Thanks to a partnership with the nonprofit Experience Aviation out of Miami, Florida, students in Texas were allowed the opportunity to rebuild a plane to be used for humanitarian efforts in Central America. Wings of Hope provided an operational plane for students to rebuild as part of a year-long STEM [science, technology, engineering and math] endeavor called Build & Soar.
Designed for middle and high school students, the most recent Build & Soar took place at Lancaster High near Dallas from October 2016 through June 2017. It marked the first collaboration between Experience Aviation and Wings of Hope and resulted from a connection between the aviation company’s founder, record-setting professional pilot Barrington Irving, and the nonprofit. Irving is on Wings of Hope’s Honorary Council.
According to Wings of Hope CEO Bret Heinrich, the collaboration is serving as a best practice model to bring similar programs to local school districts and Scout troops.
“Our goal would be to engage students in our own hangar while working with airplanes,” Heinrich said. “We think the real benefit of the program has two components. First is obviously the STEM elements and applying the hands-on learning they’d be doing. Second is the service learning aspect. Wings of Hope is a mission-based organization, so these students will get an opportunity to see the impact of their work in the real world as their plane, or other Wings of Hope planes, [is] dispatched around the globe for humanitarian relief.”
Wings of Hope is currently looking at collaboration with three school districts [Ferguson-Florissant, Jennings and Kirkwood] as well as the Girls Scouts of Eastern Missouri for future collaborations. The project hopes to start its planning phase in 2018.
“We think there’s really an opportunity to excite kids about STEM-related activities and aviation, and we’re going to involve partners like the Girl Scouts who will really be able to encourage young ladies to explore this field,” Heinrich said.
For the Texas Build & Soar project, Wings of Hope supplied an operable, 30-year-old Cessna 182 single-engine aircraft for students to repair and rebuild. According to Steve Long, director of Hangar Operations, about 50 students participated, making a dozen modifications to the plane, such as removing and disassembling the engine, equipping the plane with landing and short takeoff gear and broadening the plane’s tires to assist with successful landings in areas without paved landing strips.
According to Heinrich, about 90 students applied for the program.
“Some of the students commented that they, ‘initially went out for football, but it wasn’t right for me, and engineering is where I found that home,’” Heinrich said.
One goal of the program is to provide students from low-income communities with exposure to STEM and aviation careers.
“A lot of the kids in the district lived in the city, and they don’t get a lot of exposure to things outside the city, especially relating to aviation,” Long said. “They can see airplanes flying overhead, but the idea of touching one or working with one would be the furthest thing from their minds.”
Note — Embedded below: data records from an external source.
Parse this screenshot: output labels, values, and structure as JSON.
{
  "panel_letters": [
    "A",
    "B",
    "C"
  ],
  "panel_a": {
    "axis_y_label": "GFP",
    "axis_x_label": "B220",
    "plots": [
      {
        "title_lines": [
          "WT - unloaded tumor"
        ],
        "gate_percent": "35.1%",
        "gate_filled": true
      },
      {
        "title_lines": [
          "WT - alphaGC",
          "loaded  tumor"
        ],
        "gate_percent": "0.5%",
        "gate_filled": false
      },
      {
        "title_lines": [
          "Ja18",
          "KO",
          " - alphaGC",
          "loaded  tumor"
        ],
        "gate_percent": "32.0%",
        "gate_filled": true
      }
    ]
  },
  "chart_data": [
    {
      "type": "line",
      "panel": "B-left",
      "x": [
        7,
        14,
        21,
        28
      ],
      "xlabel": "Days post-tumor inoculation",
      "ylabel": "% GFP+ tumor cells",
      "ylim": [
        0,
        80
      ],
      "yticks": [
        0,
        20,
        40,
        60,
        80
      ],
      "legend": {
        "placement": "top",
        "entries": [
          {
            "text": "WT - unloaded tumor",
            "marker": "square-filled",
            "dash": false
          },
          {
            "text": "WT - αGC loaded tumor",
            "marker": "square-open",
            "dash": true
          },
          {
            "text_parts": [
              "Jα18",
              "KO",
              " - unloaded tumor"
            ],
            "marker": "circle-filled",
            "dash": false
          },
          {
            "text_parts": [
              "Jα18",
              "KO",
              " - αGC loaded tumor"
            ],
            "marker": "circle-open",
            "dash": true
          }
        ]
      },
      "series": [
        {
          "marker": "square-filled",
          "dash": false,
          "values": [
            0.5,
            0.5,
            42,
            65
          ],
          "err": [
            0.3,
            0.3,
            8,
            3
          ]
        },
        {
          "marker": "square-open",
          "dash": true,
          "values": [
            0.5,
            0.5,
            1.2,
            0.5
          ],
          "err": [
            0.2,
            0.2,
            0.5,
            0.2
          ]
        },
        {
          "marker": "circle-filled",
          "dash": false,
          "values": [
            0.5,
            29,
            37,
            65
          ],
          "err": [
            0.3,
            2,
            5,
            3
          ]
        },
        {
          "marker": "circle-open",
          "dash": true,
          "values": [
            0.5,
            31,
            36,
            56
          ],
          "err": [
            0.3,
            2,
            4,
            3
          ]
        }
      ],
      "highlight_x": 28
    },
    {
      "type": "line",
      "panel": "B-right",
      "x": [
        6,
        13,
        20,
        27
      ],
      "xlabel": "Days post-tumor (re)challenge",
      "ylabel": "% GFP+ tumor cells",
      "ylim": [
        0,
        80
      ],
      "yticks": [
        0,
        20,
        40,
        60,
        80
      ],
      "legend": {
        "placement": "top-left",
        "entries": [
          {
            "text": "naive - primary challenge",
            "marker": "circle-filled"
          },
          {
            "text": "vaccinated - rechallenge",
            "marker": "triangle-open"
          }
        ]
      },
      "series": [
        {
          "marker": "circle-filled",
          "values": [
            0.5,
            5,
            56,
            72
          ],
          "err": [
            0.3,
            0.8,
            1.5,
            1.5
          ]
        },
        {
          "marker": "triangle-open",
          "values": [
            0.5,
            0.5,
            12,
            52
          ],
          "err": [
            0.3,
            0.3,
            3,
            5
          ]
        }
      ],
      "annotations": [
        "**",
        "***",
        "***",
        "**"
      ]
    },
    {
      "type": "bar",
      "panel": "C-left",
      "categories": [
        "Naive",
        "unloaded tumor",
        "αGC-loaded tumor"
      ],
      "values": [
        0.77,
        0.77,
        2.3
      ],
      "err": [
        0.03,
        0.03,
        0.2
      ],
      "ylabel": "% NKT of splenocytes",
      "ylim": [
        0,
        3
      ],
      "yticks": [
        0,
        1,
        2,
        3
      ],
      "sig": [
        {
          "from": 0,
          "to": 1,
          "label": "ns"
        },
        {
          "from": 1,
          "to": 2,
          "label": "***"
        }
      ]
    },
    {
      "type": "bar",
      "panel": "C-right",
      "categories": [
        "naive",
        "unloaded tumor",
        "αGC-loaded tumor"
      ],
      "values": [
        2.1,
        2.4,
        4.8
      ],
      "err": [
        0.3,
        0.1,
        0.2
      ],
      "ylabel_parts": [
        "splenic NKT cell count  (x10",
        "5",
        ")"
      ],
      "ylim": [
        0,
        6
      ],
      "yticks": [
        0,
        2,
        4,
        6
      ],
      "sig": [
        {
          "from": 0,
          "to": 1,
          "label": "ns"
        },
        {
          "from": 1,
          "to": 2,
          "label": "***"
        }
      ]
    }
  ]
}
Potential future uses for the newly repaired plane are numerous; however, the current, tentative plan is for the plane to fly to Guyana and Nicaragua to support Wings of Hope’s partner Adventist World Aviation in providing emergency and medical air transport to people living in remote areas.
“It was chosen that the students would work on an airplane that had a future of helping others,” Long said. “So what they did to that airplane wouldn’t stop with that particular plane, but would go on. The work they did isn’t going to sit in a garage or in a hangar. It’s going to go and help others.”
Wings of Hope has operated as a global humanitarian charity since 1962. Its goal is to help people and communities around the world strive for health and self-sufficiency.
In 2003, Wings of Hope established its Medical Relief & Air Transport Program to serve individuals in the United States who are suffering from medical conditions and need transport to specific medical experts.
Wings of Hope has over 200 volunteers and receives about 20 donated planes each year, which allows about 90 cents of every dollar donated to go back into programs.